Finances – revenues and expenditures – are Yglesias’s primary point develops from the extra tax revenues, blue-collar jobs, and commercial spending. From this, he reasons, more cops, less poverty, etc. will mean less crime and a prettier city. His assertion is technically true, but only because the question is posed the wrong way; as long as the growth occurs inside DC’s boundaries, the treasury is enlarged and so are the wallets of small business owners and developers. In fact, if people are walking to the local bar or restaurant, buying from a grocery store in the neighborhood, or getting furniture from a small store, they’re actually spending a lot more money in the city than if they just stayed for a few hours five days a week.
But all of my speculation begs the question: do people want to live and work in human-scale density? I believe the answer to be yes because of the factual increase in young people and families trying to avoid a commuting lifestyle. However, still more people would support good density if they knew at an intuitive level what it looked and felt like. Good density is mixed, not too tall, lined with trees, and scaled to land value. There are few culs-de-sac , either horizontal (roads) or vertical (elevators) and people commute in multiple directions. Hell, new urban centers mean more fun neighborhoods and fewer DUIs. Perhaps this is a rosy depiction, but it’s got to be better than simply “more commuting.”
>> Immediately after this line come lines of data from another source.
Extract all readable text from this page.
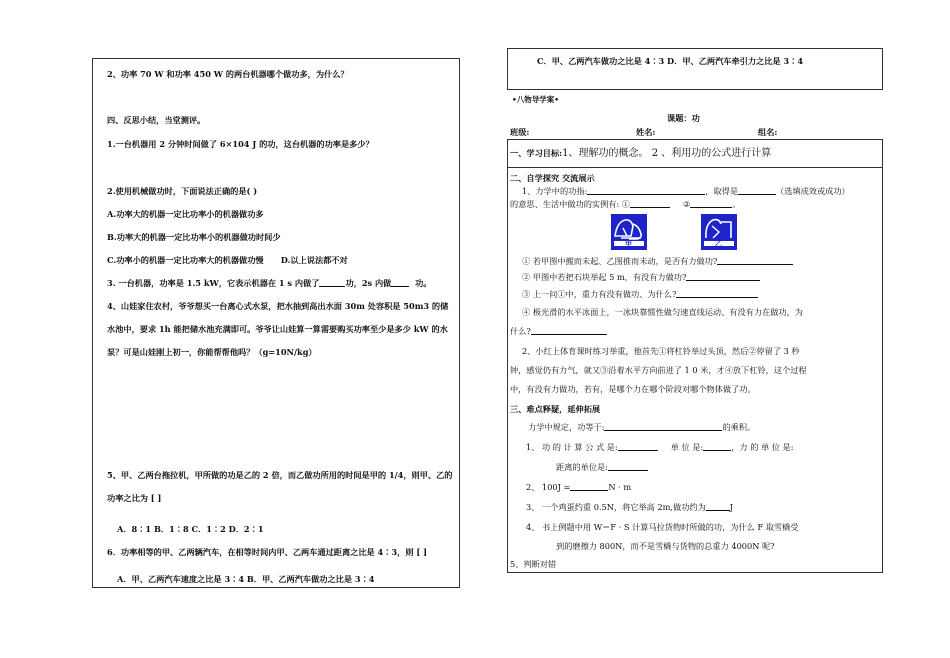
2、功率 70 W 和功率 450 W 的两台机器哪个做功多，为什么？
四、反思小结，当堂测评。
1.一台机器用 2 分钟时间做了 6×104 J 的功，这台机器的功率是多少？
2.使用机械做功时，下面说法正确的是( )
A.功率大的机器一定比功率小的机器做功多
B.功率大的机器一定比功率小的机器做功时间少
C.功率小的机器一定比功率大的机器做功慢 D.以上说法都不对
3. 一台机器，功率是 1.5 kW，它表示机器在 1 s 内做了	功，2s 内做	功。
4、山娃家住农村，爷爷想买一台离心式水泵，把水抽到高出水面 30m 处容积是 50m3 的储
水池中，要求 1h 能把储水池充满即可。爷爷让山娃算一算需要购买功率至少是多少 kW 的水
泵？可是山娃刚上初一，你能帮帮他吗？（g=10N/kg）
5、甲、乙两台拖拉机，甲所做的功是乙的 2 倍，而乙做功所用的时间是甲的 1/4，则甲、乙的
功率之比为 [ ]
A．8∶1 B．1∶8 C．1∶2 D．2∶1
6．功率相等的甲、乙两辆汽车，在相等时间内甲、乙两车通过距离之比是 4∶3，则 [ ]
A．甲、乙两汽车速度之比是 3∶4 B．甲、乙两汽车做功之比是 3∶4
C．甲、乙两汽车做功之比是 4∶3 D．甲、乙两汽车牵引力之比是 3∶4
•八物导学案•
课题：功
班级:	姓名:	组名:
一、学习目标:1、理解功的概念。 2 、利用功的公式进行计算
二、自学探究 交流展示
1、力学中的功指:	，取得是	（选填成效或成功）
的意思、生活中做功的实例有: ①	②	。
甲	乙
① 若甲图中搬而未起、乙图推而未动，是否有力做功?
② 甲图中若把石块举起 5 m，有没有力做功?
③ 上一问①中，重力有没有做功、为什么?
④ 极光滑的水平冰面上，一冰块靠惯性做匀速直线运动、有没有力在做功，为
什么?
2、小红上体育课时练习举重，他首先①将杠铃举过头顶，然后②停留了 3 秒
钟，感觉仍有力气，就又③沿着水平方向前进了 1 0 米，才④放下杠铃，这个过程
中，有没有力做功，若有，是哪个力在哪个阶段对哪个物体做了功。
三、难点释疑，延伸拓展
力学中规定，功等于:	的乘积。
1、 功 的 计 算 公 式 是:	单 位 是:	，力 的 单 位 是:
距离的单位是:
2、 100J =	N · m
3、 一个鸡蛋约重 0.5N，将它举高 2m,做功约为	J
4、 书上例题中用 W＝F · S 计算马拉货物时所做的功，为什么 F 取雪橇受
到的磨擦力 800N，而不是雪橇与货物的总重力 4000N 呢?
5、判断对错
However, land will always be cheaper on the outskirts of the metropolis and the social and economic benefits will always be greater in central parts of cities. Any solution to this problem will require values and economics to change considerably before any restructuring of urban form. So it is unfortunate to see a realist thinker like Yglesias get tripped up by errors of conventional wisdom. Ingrained ideas of what density looks like, how it functions, and why it happens have stalled progress toward livable communities. Planners need argue against the furtherance of undesirable and outmoded growth patterns, not only to change minds but also so that we do not get stuck with white elephant districts that cannot adapt to new conditions. Growth is great and maybe taller buildings will be needed. But for now, let’s not get into extreme density until other, less developed, areas have reached sustainable levels themselves.